Ark.Code Ann. § 23-52-104(b) (Supp.2007).
[4] According to information previously published by the Board, which is included in the record, an APR is calculated as follows:
1. customer check amountpayment to customer = finance charge
2. payment to customer = amount financed
3. APR = finance charge / [(amount financed x days outstanding) / 365]
[5] "A check-casher shall not defer presentment of any check for less than six (6) calendar days nor more than thirty-one (31) calendar days after the date the check is sold to the check-casher." Ark.Code Ann. § 23-52-106(d). For a six-day loan involving the same amounts, the APR would be as much as 1521%.

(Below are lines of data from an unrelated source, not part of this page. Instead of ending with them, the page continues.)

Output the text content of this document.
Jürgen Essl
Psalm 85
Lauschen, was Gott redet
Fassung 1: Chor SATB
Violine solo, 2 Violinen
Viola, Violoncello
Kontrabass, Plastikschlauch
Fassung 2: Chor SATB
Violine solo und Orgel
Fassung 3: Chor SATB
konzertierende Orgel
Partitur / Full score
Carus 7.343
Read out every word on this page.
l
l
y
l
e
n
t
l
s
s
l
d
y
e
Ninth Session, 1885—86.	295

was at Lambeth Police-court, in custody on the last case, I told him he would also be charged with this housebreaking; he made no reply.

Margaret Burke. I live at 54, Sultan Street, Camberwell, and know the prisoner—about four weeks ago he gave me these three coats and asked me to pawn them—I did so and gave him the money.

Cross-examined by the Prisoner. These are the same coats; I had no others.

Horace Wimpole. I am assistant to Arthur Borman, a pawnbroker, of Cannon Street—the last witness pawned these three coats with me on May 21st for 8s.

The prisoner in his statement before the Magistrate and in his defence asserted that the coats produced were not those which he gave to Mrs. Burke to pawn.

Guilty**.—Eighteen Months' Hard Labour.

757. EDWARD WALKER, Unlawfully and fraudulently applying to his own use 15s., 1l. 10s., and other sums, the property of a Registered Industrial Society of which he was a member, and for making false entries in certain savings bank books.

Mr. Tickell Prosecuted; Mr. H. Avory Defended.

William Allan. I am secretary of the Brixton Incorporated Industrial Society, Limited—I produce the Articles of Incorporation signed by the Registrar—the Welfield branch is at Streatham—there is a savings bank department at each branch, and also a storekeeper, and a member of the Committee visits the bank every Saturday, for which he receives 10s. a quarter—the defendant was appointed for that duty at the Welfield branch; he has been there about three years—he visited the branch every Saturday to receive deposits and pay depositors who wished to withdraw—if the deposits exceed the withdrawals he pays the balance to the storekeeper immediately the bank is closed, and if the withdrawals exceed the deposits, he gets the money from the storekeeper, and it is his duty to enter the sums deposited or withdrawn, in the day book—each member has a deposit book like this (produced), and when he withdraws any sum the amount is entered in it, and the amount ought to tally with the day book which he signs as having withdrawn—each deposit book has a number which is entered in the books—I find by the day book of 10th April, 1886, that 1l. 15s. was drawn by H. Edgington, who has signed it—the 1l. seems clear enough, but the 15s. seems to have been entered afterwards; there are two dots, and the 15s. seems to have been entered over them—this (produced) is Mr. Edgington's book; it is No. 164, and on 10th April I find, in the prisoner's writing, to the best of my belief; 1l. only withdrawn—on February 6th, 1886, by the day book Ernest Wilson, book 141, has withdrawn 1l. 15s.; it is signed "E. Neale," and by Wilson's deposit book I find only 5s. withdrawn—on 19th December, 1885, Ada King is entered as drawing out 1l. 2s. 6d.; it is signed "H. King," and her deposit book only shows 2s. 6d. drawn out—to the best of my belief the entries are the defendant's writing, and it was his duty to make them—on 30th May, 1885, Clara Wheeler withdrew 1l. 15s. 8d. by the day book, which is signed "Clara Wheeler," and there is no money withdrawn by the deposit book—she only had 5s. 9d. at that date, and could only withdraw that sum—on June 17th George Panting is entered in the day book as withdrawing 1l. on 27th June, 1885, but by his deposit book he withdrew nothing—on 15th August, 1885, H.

[6] Despite the Act's limitation on the loan amount to $400, a thirty-one day loan of that amount would still result in an APR of 168%, and a six-day loan would result in an APR of 869%. See Ark.Code Ann. § 23-52-106(m).
[7] Indeed, some commentators maintain that such transactions can result in an annual percentage rate of unimaginable proportion. See Elizabeth Renuart & Diane E. Thompson, The Truth, the Whole Truth, and Nothing but the Truth: Fulfilling the Promise of Truth in Lending, 25 Yale J. on Reg. 181 (2008) (suggesting 780%); Jean Ann Fox, Fringe Bankers: Economic Predators or a New Financial Services Model?, 30 W. New Eng. L.Rev. 135 (2007) (suggesting an annual interest rate of 390% to 780% for a $300 loan costing between $45 and $90 for a two-week term); Joseph R. Falasco, Comment, Who's Getting Used in Arkansas: An Analysis of Usury, Check Cashing, and the Arkansas Check-Cashers Act, 55 Ark. L.Rev. 149 (2002) (suggesting that the Arkansas Check-Cashers Act permits interest rates in excess of 2000%); Charles A. Bruch, Comment, Taking the Pay out of Payday Loans: Putting an End to the Usurious and Unconscionable Interest Rates Charged by Payday Lenders, 69 U. Cin. L.Rev. 1257 (2001) (suggesting annual percentage rates from 390% to 7300%, with an average of 500%).